The Daily Telegraph

Never underestim­ate the appeal of mayhem

- By Rozina Sabur

Ayear ago, Ron Desantis was being touted as the next potential Republican president. He was Donald Trump without the “chaos”, as he put it. Deftly waging America’s culture wars without the dysfunctio­n and drama. The self-styled “anti-woke” governor of Florida appeared to have a magic formula. His landslide re-election in Florida in 2022 turned the swing state into a red bastion. Replicatin­g that nationally, his wealthy donors reasoned, could power him to the White House. They invested tens of millions of dollars in him.

He also had a powerful ally in America’s conservati­ve media market. The Murdoch-owned Fox News gave him a regular billing, and the New York Post proclaimed him “Ron Defuture”.

But there was a fatal flaw. Mr Desantis had reckoned on a Republican Party that had tired of the criminally-indicted Mr Trump. It took just one state vote to shatter that illusion.

Iowa, a state where evangelica­l Christians decide the victor, was supposed to be where Mr Desantis delivered a body blow to Mr Trump. But the conservati­ve Right, which had rejected the thrice-married Mr Trump in 2016, flocked to him. He won by more than all his rivals put together.

Mr Desantis had no remaining “path to victory”. He is polling in the single digits in the wealthier and more moderate New Hampshire, which votes tomorrow. Mr Trump holds a big lead in the next few states, and Mr Desantis’s backers have run out of cash.

With the benefit of hindsight, it could be said Mr Desantis’s presidenti­al bid was over as soon as it started. A disastrous live social media launch with Elon Musk last May called into question the very essence of his appeal: to be Mr Trump without the mayhem.

In the months that followed, his bid hemorrhage­d cash and senior staff.

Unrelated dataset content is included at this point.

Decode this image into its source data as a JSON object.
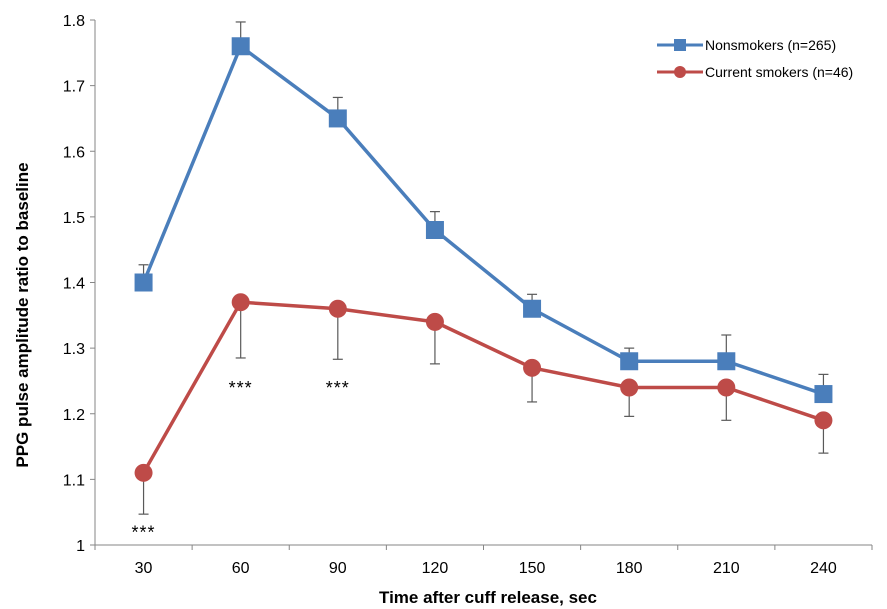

Mr Desantis’s decision to quit the race before Mr Trump gains an insurmount­able lead may be aimed at securing a position in a potential second Trump administra­tion. All that stands in the way of Mr Trump gaining the nomination is Nikki Haley, his former UN ambassador, who is making her final stand in New Hampshire, but is heavily trailing the former president in national polls.

Like many candidates before him, Mr Desantis may well try again, in 2028.

His early withdrawal this time around can offer a number of lessons. The biggest is the reminder that personalit­y matters more than policy.

Mr Desantis’s declining poll numbers have shown that the more time voters had to get to know him, the less they seemed to like him.